Alas, why the AGW movement is the biggest scam on the planet? Ever.
Going green is designed to destroy the economies of the WEST so that China, Russia, and other bad actors have all the power and control of the world. THE AI tells me I should show the loss of power that going green would produce. AI is a classic example of how dumb the human race is becoming, allowing computers to do all our thinking for us.

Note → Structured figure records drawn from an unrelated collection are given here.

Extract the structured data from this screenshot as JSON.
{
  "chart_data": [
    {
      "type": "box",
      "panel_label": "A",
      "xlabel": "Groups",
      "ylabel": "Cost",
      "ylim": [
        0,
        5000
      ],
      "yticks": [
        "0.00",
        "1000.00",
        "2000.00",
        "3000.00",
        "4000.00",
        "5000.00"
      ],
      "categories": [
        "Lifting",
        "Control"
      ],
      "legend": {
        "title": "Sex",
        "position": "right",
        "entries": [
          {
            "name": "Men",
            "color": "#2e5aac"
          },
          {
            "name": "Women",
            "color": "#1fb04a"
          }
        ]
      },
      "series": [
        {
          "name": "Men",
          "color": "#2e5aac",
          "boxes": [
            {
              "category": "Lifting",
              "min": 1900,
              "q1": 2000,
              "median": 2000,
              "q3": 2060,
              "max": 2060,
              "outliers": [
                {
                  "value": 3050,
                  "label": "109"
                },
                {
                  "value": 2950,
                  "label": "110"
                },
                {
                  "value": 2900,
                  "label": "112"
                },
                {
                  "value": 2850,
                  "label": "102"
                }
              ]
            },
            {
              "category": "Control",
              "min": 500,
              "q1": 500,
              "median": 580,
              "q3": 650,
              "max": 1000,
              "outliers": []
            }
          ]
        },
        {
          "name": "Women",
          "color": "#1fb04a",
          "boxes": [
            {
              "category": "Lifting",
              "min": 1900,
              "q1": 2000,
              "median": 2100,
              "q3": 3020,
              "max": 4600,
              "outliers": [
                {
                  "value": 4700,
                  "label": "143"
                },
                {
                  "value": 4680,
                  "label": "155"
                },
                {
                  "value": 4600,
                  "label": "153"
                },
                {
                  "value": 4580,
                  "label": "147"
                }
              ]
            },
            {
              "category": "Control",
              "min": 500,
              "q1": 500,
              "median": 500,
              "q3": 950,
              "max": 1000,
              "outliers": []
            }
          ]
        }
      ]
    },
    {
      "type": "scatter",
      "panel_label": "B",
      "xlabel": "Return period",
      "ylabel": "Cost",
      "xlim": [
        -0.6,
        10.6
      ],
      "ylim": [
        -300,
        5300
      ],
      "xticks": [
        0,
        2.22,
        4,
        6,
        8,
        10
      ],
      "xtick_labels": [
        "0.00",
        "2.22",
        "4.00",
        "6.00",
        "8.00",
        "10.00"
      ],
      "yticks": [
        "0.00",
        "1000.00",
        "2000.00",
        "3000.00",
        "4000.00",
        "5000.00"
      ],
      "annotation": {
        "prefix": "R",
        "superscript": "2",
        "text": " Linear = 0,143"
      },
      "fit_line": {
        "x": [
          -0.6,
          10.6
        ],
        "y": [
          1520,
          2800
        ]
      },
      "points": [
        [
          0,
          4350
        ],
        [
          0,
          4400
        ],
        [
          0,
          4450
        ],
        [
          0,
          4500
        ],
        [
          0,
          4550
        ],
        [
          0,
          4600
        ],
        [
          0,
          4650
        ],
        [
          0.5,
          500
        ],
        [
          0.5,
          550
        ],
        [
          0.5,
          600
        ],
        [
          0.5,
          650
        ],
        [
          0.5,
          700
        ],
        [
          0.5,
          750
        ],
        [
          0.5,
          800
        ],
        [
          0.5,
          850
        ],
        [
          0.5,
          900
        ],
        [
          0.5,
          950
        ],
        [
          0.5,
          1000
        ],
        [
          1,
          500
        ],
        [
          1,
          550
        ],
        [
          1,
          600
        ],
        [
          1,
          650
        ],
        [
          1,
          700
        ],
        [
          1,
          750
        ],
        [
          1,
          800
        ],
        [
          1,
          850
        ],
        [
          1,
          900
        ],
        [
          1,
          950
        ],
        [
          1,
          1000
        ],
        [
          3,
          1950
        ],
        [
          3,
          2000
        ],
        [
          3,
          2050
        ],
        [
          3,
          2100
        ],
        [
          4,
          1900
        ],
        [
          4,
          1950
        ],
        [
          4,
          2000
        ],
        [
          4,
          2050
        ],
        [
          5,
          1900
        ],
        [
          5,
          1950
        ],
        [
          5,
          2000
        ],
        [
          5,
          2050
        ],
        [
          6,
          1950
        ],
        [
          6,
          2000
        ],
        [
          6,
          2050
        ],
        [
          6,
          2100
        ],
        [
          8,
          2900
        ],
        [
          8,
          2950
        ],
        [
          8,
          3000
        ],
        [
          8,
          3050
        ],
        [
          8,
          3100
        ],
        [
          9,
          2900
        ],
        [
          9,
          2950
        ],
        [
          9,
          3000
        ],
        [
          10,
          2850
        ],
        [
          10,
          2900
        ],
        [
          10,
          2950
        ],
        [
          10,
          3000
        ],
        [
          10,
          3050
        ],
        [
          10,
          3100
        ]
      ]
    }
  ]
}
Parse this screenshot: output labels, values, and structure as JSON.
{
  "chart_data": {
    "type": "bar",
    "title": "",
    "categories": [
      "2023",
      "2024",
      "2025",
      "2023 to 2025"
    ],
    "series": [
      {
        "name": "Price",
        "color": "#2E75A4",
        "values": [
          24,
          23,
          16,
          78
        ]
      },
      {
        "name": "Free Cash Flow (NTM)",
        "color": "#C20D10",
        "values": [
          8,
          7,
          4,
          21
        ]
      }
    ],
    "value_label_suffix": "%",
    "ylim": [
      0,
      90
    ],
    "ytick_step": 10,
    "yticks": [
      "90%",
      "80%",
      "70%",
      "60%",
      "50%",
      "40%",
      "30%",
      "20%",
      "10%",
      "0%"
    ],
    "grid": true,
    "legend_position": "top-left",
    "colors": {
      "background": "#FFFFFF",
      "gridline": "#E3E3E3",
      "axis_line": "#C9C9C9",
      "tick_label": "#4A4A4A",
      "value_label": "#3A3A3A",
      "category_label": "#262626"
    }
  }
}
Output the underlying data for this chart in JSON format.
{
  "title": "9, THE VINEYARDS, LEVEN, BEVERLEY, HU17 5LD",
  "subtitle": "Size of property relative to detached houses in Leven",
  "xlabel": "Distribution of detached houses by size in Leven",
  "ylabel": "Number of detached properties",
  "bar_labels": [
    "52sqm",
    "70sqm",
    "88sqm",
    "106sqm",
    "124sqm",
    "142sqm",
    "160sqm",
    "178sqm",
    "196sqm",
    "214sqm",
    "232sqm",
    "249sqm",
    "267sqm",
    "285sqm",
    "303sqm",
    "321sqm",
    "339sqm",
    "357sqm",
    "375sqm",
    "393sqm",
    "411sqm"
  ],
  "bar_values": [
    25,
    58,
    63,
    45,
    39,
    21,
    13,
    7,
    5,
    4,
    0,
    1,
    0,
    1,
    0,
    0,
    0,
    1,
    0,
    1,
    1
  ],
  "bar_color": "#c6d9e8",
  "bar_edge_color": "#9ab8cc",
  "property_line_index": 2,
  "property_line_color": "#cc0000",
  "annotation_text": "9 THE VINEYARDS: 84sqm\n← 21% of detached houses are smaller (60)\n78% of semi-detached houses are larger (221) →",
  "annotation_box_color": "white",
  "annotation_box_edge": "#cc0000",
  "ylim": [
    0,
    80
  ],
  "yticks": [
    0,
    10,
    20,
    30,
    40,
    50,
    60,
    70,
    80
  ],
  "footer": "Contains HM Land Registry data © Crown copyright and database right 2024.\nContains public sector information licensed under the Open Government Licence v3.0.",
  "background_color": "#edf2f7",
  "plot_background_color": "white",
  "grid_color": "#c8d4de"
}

It has been proven that Russia and Iran are heavily invested in PACs whose mission is to force GREEN on the West and to shame them into giving up real power for Green. Windmills don’t power weapons of war. Your tanks, planes, and aircraft carriers will be abandoned on great farms like all the old planes set in the desserts until they rust into oblivion.
YOU FIRST CHINA, RUSSIA, IRAN, N. KOREA, and I might be willing to follow YOUR lead. But I would never agree to lead the WEST down the path of societal suicide, hoping these countries altruistically give up their power as well for the good of the planet.
I do not oppose stewardship of the planet. It is a must, but I have posted before how egregiously destructive going green is for the earth and the economies of the countries that abandon fossil fuels for a trip down the GREEN Energy lane.